Rifampin resistance and its fitness cost in Riemerella anatipestifer.

BACKGROUND: Riemerella anatipestifer (R. anatipestifer) is one of the most important poultry pathogens worldwide, with associated infections causing significant economic losses. Rifampin Resistance is an important mechanism of drug resistance. However, there is no information about rpoB mutations conferring rifampin resistance and its fitness cost in Riemerella anatipestifer. RESULTS: Comparative analysis of 18 R.anatipestifer rpoB sequences and the determination of rifampin minimum inhibitory concentrations showed that five point mutations, V382I, H491N, G502K, R494K and S539Y, were related to rifampin resistance. Five overexpression strains were constructed using site-directed mutagenesis to validate these sites. To investigate the origin and fitness costs of the rpoB mutations, 15 types of rpoB mutations were isolated from R. anatipestifer ATCC 11845 by using spontaneous mutation in which R494K was identical to the type of mutation detected in the isolates.
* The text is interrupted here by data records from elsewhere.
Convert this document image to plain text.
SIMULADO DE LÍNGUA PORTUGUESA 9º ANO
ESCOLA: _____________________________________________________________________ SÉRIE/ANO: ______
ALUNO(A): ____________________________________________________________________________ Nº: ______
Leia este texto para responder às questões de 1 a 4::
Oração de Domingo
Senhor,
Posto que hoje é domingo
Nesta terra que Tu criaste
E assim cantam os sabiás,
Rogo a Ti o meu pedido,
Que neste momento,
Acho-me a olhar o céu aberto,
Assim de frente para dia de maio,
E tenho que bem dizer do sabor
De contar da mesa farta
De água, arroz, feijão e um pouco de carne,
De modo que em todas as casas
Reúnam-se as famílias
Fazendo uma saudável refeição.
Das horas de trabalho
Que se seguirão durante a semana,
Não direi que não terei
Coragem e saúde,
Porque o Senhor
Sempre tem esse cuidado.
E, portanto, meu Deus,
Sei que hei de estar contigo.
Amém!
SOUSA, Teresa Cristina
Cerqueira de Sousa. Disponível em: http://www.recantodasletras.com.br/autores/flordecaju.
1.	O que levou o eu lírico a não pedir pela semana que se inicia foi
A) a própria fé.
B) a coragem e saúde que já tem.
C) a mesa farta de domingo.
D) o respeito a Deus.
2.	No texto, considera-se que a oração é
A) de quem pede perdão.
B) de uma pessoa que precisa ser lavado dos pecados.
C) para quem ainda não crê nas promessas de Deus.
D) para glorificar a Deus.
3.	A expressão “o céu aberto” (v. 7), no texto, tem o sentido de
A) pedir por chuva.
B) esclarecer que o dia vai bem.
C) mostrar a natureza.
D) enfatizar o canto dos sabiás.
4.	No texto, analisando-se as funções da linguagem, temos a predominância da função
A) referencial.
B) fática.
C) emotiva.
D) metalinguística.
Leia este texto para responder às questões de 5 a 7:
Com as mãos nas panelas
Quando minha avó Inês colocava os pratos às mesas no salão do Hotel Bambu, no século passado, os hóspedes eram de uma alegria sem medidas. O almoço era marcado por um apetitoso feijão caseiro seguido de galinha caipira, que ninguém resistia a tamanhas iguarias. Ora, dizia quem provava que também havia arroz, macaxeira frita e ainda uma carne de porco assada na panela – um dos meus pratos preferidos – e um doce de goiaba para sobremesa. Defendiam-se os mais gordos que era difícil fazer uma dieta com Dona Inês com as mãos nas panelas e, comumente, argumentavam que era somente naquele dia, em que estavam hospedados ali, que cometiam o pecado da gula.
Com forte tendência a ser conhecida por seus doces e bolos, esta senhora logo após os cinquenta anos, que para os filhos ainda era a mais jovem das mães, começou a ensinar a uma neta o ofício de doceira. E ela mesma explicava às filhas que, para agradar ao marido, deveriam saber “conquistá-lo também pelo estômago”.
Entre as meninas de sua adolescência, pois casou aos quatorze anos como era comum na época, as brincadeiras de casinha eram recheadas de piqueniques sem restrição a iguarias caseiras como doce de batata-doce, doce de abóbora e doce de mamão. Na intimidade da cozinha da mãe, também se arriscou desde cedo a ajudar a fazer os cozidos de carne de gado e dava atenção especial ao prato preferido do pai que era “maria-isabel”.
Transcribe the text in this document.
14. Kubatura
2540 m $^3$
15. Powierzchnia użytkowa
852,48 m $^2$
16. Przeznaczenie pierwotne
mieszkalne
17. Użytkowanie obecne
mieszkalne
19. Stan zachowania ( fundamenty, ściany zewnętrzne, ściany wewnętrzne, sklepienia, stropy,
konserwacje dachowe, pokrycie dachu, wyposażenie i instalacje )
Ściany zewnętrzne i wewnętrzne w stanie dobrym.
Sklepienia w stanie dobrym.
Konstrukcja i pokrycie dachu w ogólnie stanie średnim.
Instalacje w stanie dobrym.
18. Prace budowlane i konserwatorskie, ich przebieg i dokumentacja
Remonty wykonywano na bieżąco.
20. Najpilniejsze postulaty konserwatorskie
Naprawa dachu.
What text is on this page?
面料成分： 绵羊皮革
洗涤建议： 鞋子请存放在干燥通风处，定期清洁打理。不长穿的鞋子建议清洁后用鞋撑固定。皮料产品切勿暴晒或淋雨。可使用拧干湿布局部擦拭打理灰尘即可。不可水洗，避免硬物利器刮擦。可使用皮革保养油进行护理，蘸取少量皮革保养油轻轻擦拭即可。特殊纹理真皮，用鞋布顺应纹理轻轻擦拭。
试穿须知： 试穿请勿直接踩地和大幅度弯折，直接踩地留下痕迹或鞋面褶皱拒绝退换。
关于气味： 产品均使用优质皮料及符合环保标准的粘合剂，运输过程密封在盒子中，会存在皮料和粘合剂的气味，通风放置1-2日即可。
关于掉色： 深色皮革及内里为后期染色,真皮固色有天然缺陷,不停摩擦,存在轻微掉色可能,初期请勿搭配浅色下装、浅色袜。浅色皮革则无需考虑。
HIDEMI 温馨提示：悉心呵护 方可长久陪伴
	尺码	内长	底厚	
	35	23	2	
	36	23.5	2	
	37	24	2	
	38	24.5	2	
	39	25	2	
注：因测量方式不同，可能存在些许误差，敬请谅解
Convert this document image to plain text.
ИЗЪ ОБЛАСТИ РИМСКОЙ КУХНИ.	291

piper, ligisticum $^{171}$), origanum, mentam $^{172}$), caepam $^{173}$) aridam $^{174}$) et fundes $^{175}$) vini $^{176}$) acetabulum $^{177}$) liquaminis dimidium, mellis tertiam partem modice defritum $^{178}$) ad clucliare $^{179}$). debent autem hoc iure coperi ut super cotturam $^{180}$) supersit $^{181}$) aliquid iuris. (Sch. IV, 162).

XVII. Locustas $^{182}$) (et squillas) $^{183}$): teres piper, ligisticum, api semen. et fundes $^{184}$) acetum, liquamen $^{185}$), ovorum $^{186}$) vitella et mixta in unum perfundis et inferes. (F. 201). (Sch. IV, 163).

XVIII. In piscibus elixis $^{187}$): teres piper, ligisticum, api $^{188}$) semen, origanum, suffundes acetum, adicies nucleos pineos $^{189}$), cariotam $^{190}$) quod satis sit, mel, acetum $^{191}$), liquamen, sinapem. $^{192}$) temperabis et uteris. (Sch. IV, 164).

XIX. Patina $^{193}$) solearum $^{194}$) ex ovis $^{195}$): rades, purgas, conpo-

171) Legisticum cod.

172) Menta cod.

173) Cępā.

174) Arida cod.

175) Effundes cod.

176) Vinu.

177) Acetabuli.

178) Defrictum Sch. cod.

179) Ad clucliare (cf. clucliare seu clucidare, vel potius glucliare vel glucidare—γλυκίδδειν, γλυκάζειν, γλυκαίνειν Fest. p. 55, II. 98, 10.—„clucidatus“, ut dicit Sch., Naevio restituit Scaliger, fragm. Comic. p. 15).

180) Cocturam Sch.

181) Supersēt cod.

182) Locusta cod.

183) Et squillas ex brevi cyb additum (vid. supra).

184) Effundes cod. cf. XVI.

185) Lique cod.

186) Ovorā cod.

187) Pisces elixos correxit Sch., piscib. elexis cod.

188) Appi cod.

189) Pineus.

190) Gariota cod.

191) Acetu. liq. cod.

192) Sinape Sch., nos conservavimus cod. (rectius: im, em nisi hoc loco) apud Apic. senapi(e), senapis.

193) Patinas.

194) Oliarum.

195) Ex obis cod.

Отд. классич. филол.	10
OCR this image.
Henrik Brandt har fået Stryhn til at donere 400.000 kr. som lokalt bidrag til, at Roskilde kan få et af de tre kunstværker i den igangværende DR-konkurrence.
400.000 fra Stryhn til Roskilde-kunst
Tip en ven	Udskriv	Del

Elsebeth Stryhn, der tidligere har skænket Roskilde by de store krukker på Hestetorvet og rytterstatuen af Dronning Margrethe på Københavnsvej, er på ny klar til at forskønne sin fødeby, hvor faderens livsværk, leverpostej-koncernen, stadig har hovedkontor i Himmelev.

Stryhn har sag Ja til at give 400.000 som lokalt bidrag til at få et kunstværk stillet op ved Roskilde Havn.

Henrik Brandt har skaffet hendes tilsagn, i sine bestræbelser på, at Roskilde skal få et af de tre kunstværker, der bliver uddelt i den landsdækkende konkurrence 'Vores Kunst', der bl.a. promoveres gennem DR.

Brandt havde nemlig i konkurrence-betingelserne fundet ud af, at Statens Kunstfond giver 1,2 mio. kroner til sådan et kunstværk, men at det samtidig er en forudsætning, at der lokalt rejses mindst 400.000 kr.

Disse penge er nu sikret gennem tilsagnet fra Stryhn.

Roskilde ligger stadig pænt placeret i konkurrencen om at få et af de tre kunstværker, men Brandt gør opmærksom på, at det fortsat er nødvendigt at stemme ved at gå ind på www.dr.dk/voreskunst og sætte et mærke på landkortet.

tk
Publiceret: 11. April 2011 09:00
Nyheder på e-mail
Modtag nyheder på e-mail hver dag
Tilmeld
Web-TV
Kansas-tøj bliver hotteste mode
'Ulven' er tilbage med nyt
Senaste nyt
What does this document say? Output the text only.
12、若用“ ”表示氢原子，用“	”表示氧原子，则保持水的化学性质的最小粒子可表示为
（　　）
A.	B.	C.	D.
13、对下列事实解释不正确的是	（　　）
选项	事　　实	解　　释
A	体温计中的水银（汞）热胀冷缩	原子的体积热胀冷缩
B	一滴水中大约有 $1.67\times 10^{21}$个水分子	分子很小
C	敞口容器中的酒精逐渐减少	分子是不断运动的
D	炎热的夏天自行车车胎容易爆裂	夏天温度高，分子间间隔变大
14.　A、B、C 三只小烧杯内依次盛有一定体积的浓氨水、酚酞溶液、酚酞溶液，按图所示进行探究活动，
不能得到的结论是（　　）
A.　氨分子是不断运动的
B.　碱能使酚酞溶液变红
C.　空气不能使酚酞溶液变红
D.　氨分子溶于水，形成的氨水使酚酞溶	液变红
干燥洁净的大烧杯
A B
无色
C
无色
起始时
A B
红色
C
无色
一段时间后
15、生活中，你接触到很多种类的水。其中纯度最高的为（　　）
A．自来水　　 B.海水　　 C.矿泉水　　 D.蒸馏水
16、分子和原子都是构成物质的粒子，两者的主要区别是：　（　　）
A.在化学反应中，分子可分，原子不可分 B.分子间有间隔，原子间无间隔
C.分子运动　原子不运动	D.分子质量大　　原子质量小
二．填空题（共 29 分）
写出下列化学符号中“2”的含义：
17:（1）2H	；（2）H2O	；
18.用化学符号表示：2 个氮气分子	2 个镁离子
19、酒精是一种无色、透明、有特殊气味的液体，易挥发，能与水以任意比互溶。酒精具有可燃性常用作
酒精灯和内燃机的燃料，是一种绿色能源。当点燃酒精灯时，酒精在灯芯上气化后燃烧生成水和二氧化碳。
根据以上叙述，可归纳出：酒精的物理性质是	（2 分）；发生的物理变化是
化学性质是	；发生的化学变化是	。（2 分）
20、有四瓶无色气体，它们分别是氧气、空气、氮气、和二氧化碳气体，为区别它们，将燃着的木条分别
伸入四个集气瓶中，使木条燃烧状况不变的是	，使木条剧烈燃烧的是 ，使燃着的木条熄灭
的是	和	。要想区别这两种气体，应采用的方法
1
The mutation frequency of the rpoB gene was calculated to be 10- 8. A total of 98.8% (247/250) of the obtained mutants were located in cluster I of the rifampin resistance-determining region of the rpoB gene. With the exception of D481Y, I537N and S539F, the rifampin minimum inhibitory concentrations of the remaining mutants were at least 64 µg/mL. The growth performance and competitive experiments of the mutant strains in vitro showed that H491D and 485::TAA exhibit growth delay and severely impaired fitness. Finally, the colonization abilities and sensitivities of the R494K and H491D mutants were investigated. The sensitivity of the two mutants to hydrogen peroxide (H2O2) and sodium nitroprusside (SNP) increased compared to the parental strain. The number of live colonies colonized by the two mutants in the duckling brain and trachea were lower than that of the parental strain within 24 h. CONCLUSIONS: Mutations of rpoB gene in R. anatipestifer mediate rifampin resistance and result in fitness costs. And different single mutations confer different levels of fitness costs. Our study provides, to our knowledge, the first estimates of the fitness cost associated with the R. anatipestifer rifampin resistance in vitro and in vivo.